The purchasing power of a dollar varies dramatically across American metro areas, reports the Tax Foundation. The Seattle-Tacoma-Bellevue metro, the group says, ranks as the 15th most expensive. TF uses new data released by the federal government to conduct its analysis.
In May, the Bureau of Economic Analysis (BEA) released its annual data showing the differences in purchasing power across American metropolitan and non-metropolitan areas in 2018. This data compares how much $100 can buy in different regions and metropolitan areas across the country, which can have a significant effect on the relative impact of different economic and tax policies.

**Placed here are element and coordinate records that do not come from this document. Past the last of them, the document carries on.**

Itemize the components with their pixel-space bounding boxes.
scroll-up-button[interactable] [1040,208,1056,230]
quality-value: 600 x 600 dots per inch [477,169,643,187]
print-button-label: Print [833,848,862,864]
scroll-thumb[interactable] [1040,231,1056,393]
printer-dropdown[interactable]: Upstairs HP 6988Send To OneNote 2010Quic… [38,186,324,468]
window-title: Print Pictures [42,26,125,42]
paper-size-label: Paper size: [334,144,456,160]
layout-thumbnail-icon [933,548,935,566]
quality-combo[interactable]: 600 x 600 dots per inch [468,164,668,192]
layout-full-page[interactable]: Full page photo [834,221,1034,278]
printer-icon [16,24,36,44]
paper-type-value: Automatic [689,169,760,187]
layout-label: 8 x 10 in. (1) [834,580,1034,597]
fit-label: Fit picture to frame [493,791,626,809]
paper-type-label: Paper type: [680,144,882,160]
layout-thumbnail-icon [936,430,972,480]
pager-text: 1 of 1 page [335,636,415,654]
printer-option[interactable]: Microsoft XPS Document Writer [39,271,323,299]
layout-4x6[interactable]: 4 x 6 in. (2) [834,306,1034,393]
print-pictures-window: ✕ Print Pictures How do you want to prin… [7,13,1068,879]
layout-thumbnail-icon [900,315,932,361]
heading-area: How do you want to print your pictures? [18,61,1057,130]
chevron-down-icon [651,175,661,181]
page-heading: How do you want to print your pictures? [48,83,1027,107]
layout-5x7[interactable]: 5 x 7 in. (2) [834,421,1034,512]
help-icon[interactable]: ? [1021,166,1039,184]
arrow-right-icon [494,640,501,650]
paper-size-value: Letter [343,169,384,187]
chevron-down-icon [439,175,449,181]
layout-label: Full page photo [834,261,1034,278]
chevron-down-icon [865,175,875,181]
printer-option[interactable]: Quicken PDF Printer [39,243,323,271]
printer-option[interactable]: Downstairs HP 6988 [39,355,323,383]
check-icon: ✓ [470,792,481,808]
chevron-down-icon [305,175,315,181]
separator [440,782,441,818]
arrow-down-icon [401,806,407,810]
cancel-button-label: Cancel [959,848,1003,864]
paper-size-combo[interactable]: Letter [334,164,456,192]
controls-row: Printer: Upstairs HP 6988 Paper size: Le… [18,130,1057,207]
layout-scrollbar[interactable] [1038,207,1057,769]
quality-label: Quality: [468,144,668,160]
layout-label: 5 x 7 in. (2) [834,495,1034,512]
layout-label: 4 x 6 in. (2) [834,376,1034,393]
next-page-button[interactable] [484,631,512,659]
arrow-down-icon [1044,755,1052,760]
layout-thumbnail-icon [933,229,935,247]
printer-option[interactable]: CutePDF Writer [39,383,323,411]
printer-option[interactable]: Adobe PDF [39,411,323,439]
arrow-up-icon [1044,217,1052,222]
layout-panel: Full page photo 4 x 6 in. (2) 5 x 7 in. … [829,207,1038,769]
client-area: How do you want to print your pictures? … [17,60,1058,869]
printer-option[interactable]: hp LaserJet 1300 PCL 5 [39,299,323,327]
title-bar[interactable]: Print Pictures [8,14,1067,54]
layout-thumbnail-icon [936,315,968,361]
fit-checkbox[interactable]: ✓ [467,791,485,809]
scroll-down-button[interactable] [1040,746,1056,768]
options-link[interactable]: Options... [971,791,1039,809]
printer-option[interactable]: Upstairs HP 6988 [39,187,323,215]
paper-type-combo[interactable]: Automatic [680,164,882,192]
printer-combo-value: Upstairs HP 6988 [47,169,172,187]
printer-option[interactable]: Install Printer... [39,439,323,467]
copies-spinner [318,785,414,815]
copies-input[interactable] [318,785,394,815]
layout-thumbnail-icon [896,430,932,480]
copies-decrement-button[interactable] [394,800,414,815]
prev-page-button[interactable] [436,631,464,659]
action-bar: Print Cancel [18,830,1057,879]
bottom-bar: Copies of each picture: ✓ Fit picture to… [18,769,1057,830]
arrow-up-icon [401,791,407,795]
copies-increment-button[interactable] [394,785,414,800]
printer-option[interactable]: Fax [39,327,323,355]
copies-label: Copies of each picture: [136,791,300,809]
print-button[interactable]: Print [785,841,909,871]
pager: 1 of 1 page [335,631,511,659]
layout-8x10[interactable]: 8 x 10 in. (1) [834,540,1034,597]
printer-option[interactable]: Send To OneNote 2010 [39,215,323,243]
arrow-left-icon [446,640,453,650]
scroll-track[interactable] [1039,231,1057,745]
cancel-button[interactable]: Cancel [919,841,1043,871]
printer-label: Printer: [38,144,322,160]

The Bay Area topped the list.
The San Francisco Bay Area was the most expensive metropolitan region in 2018, where $100 would buy goods and services that would cost just $75.99 in a metropolitan area at the national average price level. Put another way, residents of the San Francisco-Oakland-Hayward area had, at least in terms of purchasing power, about a 25 percent lower standard of living than their nominal incomes alone may suggest.
In the Seattle metro area, that same $100 would buy $88.57 worth of goods and services. TF analyst Garrett Watson explains,
Metropolitan areas have higher population densities than nonmetropolitan and rural areas. Higher population densities tend to drive up real property prices, as residents seek to occupy a limited amount of available land. This is a large driver of the higher prices that residents face in metropolitan areas. Residents of metropolitan areas also tend to have higher average incomes, making it important to compare their incomes in real terms.
Raise any questions about the comparative value of a $15 minimum wage or the ability of different markets to absorb it?